When I woke, the stars in the picture window were different. Not merely a little different; they bore no relationship to anything I had ever seen in the skies of Earth. Puzzled, I lay there looking at them while gradually I came to full alertness; and either automatically, or in response to some way of sensing my urge for better visibility, the lighting in the room slowly increased, back to the level of sunlight. I got up, explored, and found a doorway that let me into a bathroom, which was too good a replica of what I was familiar with to be anything but a construct created expressly for me by Obsidian.

Still, I was grateful for the fact that it looked so familiar. Part of my waking up had always been a morning routine involving a sharp razor blade, soap and a good deal of hot water. This out of the way, I left my private quarters and found Obsidian sleeping quietly on one of the larger cushions of the main area, Porniarsk busy doing incomprehensible things with one of the control consoles.

“Good morning, Marc,” he said, turning to look at me as I came up.

“Morning, if that’s what it is—” I lowered my voice, glancing at Obsidian. “Sorry, I forgot about him sleeping there.”

“I don’t think you need worry,” said Porniarsk at ordinary conversational volume. “I don’t believe he hears any noise he doesn’t want to hear until he wakes at the time he wants to wake.”

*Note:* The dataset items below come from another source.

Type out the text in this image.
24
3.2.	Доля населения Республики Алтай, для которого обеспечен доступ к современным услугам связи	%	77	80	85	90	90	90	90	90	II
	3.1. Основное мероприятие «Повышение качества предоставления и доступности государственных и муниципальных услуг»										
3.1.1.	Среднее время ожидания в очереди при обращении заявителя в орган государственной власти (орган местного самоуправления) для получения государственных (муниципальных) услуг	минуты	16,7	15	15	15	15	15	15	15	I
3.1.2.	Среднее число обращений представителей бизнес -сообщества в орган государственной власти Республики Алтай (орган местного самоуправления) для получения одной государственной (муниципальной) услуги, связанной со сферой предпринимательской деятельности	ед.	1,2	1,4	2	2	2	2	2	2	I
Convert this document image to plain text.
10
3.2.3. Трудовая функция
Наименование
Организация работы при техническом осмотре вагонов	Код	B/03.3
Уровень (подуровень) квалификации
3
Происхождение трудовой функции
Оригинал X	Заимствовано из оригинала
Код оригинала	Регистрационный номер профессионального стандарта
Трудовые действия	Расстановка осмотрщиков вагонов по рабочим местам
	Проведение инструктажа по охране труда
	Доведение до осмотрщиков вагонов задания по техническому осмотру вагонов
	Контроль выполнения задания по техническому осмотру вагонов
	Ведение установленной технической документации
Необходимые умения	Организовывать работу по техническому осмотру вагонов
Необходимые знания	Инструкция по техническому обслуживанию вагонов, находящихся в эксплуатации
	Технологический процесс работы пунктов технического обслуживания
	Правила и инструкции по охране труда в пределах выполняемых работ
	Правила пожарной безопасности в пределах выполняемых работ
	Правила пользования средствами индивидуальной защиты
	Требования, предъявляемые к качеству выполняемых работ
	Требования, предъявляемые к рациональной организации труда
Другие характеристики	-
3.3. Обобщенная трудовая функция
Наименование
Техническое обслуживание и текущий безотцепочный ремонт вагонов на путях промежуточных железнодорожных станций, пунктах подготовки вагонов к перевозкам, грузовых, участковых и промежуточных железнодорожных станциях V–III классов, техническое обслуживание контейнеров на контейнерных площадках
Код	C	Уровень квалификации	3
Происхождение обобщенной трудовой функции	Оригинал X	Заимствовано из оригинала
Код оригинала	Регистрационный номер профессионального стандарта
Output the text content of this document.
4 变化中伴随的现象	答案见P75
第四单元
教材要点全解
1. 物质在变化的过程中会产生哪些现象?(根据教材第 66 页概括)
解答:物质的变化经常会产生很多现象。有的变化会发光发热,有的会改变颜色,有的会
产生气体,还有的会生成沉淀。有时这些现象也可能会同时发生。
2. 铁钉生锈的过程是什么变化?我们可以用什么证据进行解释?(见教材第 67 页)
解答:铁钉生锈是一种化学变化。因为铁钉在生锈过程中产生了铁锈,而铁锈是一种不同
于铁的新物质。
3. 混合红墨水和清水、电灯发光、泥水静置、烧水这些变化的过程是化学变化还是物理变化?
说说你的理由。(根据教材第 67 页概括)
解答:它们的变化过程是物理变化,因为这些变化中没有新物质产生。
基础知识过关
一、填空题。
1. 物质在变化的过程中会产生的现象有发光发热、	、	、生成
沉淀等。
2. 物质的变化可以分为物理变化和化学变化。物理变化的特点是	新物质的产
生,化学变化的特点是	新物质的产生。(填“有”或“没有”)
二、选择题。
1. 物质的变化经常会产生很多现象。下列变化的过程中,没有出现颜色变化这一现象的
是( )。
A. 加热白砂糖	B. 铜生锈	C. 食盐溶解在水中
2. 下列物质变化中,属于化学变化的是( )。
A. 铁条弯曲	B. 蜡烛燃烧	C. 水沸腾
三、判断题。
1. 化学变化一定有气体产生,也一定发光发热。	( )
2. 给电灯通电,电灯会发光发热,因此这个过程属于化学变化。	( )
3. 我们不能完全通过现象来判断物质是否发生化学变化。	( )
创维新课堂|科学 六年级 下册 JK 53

I looked at Obsidian curiously.

“Good trick,” I said. “What’s the breakfast situation?”

“There’s food of various kinds in a room there,” said Porniarsk, pointing a tentacle at a doorway in one of the walls that had been there when we arrived.

I went to look and found he was right. It was a pleasant, small room, apparently surrounded completely by the illusion of the forest in forenoon sunlight. There were chairs, my style, and a table, my style; and a piece of furniture that looked like a heavy, old fashioned wooden wardrobe.